The Irish foreign minister has given one of the strongest indications so far that Dublin will not permit Brexit negotiations to move to the next phase without sufficient progress on the Irish border.
Speaking in Belfast yesterday morning (Wednesday), Simon Coveney said that there was solidarity between the Republic of Ireland and the EU negotiators over the need for progress on matters surrounding the land frontier.
Mr Coveney, who is also the Irish minister responsible for Brexit, told the SDLP-organised breakfast at Crumlin Road Gaol:
“There is an assumption I think by some that when the pressure comes on the Irish government will simply back off and not prevent progress to Phase Two, which is where everyone wants to go including the Irish government ... [but] there is a reason why we are not going to move on to Phase Two until there is sufficient progress on those issues.
“Otherwise what we do is we store up all the awkward and difficult decisions until the very end, and in that context it is my view Northern Ireland is very, very vulnerable.”
Mr Coveney said that there were three areas in which the EU expected progress before moving on to the next stage in its EU talks: the rights of EU citizens; the financial settlement that the UK had to pay; and then Ireland.
On the first two issues there had been some progress he said. Within the latter issue, the Irish question, three further sub issues had to be resolved: the Common Travel Area; the Good Friday Agreement (“how do we follow through on the clear commitment the British government has made ... to the full implementation of all of the detail of the GFA?”); and then there was the third issue, the border.
Mr Coveney talked about how the border had changed over the last 30 years, “that painful journey that many of you have been involved in, the success of it essentially has been largely invisible”.
“It is a seamless relationship, livestock moves around, product moves around, people move around,” he said. “And I, for one, am not going to be part of an Irish government that allows that progress to be reversed. And I will make that promise here, just like I will make it in Dublin and I will make it in Cork.”
Mr Coveney continued: “Anybody who thinks that we see this issue purely in trade terms, in terms of trade numbers, fundamentally misunderstands the depth of feeling in the context of the politics of the border and of course the politics of the implementation of the GFA.”
Mr Coveney then appeared to say that a solution would have to involve Northern Ireland staying in both the single market and the customs union, or some arrangement close to that.

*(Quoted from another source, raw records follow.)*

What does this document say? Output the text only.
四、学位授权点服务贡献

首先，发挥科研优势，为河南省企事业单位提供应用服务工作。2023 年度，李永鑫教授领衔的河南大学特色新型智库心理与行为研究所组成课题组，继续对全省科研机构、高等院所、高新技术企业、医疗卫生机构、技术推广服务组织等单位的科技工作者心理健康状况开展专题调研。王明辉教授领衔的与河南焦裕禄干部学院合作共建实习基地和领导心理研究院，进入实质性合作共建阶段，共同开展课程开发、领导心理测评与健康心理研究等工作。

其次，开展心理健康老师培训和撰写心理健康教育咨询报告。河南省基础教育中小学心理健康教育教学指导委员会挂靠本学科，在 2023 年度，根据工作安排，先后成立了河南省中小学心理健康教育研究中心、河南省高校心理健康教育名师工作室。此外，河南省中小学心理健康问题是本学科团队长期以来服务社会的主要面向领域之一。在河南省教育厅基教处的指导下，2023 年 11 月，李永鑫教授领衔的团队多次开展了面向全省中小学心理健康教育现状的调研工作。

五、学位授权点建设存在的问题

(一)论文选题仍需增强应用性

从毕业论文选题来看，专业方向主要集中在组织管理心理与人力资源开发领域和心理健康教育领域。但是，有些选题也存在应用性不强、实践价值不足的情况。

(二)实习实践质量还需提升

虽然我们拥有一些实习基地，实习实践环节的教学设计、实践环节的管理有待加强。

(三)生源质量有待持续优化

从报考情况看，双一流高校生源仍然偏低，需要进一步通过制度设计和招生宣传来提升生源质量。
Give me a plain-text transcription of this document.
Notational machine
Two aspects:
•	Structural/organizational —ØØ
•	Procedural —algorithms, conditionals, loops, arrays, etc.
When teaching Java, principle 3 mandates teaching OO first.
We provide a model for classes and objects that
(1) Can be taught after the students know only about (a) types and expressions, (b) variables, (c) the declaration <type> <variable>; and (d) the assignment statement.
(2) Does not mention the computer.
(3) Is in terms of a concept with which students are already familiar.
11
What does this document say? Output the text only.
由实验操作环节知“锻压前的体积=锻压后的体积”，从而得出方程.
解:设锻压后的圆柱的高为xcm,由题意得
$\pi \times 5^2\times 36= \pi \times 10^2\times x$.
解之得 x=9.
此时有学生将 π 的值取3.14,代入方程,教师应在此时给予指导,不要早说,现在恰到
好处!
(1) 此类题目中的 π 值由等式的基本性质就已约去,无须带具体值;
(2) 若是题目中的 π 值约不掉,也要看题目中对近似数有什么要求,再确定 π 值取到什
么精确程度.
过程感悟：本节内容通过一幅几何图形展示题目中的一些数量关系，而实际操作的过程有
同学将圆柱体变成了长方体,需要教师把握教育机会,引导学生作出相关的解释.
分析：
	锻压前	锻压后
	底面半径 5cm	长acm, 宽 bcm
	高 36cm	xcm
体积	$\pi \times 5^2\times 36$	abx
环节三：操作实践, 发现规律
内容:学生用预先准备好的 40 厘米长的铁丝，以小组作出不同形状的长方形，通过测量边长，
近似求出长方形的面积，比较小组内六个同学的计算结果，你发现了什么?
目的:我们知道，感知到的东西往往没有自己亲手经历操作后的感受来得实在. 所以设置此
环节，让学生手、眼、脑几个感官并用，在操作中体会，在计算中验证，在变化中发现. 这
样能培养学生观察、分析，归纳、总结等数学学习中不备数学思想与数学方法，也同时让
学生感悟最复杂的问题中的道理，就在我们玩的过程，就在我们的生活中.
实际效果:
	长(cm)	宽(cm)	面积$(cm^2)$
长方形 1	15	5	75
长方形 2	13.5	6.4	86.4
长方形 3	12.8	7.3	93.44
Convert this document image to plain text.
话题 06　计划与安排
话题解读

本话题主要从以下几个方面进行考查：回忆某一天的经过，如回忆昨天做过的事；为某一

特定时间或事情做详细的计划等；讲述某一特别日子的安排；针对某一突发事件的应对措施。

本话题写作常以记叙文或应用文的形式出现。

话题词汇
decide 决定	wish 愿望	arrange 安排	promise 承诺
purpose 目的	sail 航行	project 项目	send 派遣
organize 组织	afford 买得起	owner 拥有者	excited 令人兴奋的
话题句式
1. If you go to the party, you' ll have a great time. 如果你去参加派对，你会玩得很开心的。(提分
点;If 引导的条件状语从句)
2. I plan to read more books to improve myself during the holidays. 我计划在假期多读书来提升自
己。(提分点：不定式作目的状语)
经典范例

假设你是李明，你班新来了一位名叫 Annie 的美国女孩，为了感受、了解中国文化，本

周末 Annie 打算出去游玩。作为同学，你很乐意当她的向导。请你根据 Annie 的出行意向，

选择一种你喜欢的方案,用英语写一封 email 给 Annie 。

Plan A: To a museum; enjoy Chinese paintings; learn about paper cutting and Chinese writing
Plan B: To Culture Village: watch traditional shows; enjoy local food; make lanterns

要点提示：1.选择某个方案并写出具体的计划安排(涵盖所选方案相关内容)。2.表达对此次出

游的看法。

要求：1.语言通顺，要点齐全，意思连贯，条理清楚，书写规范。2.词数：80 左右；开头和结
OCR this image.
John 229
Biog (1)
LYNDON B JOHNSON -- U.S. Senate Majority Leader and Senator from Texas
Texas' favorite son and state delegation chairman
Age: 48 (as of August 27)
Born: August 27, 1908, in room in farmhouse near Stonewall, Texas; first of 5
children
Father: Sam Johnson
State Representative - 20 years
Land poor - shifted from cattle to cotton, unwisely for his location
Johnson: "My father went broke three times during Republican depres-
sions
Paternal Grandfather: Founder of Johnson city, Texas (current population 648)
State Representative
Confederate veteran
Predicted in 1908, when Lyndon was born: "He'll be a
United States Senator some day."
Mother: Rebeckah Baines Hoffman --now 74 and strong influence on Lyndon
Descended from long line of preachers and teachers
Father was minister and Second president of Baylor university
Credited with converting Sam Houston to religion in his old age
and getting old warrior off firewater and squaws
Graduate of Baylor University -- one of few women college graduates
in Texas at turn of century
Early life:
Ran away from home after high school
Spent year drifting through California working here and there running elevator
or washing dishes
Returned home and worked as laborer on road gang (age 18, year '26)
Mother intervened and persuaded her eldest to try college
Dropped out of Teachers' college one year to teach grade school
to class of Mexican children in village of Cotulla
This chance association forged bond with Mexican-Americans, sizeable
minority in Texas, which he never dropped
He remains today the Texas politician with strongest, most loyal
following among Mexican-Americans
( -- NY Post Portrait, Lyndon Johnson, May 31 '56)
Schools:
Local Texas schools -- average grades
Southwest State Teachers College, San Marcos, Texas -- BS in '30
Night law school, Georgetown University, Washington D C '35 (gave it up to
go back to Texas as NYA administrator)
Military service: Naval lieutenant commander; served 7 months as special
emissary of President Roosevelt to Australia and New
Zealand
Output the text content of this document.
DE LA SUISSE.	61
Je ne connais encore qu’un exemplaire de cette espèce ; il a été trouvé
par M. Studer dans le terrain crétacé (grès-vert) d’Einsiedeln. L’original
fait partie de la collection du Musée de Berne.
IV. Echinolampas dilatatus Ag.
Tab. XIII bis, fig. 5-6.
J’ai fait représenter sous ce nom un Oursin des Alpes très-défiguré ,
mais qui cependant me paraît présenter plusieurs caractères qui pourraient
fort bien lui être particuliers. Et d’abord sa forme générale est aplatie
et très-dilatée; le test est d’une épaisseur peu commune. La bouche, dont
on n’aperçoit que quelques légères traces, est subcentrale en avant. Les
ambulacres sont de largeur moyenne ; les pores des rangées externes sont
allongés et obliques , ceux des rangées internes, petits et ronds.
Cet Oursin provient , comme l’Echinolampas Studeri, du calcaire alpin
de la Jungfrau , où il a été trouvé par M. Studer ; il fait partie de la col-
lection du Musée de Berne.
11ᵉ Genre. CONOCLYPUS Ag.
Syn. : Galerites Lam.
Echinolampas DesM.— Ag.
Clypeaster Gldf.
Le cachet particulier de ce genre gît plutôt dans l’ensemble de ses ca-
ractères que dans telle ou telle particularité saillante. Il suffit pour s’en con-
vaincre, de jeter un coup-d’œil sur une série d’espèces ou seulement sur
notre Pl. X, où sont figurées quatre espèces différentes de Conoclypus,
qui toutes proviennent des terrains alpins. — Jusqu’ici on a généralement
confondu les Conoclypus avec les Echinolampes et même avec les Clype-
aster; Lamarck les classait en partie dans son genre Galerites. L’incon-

“ ... And so what we have insisted upon, which seems to have raised the hackles of some, is a language which now says that it seems essential for us that the UK commit to ensuring that a hard border on the island of Ireland can be avoided by ensuring no emergence of regulatory divergence in those rules of the internal market and the customs union which are, and in our view will be in the future, necessary for meaningful north south cooperation, the all island economy and the protection of the Good Friday Agreement.
“That is the language of the EU task force that we have absolute solidarity on in relation to this and that is now why are in an awkward impasse, if the truth be told.”
He said that London was saying they could look at that issue when negotiating a trade agreement between the UK and EU: “We’re saying great, we hope that is possible, but sorry you can’t ask us to jump into the dark yet not knowing where we’re going to land.”
He said they were not demanding a “complete solution” from Britain now but they needed clear parameters on future arrangements before negotiations could go on.
“If you have a different rule-book by which business operates in Northern Ireland versus Ireland, there is no way of avoiding border checks. That is the reality, whether those border checks happen on the border, or in business premises or in farmyards is a different issue, but as far as I am concerned that is all border infrastructure preventing free movement, preventing trade, undermining the relationships that have been built up over the last 20 years, and it’s about building barriers rather than bridges on this island and we won’t stand for it.”
That was Dublin’s firmly held position, he said, but added that British-Irish relations were better now than they had ever been in his lifetime.
It was he said, time for “straight talk”, on these issues.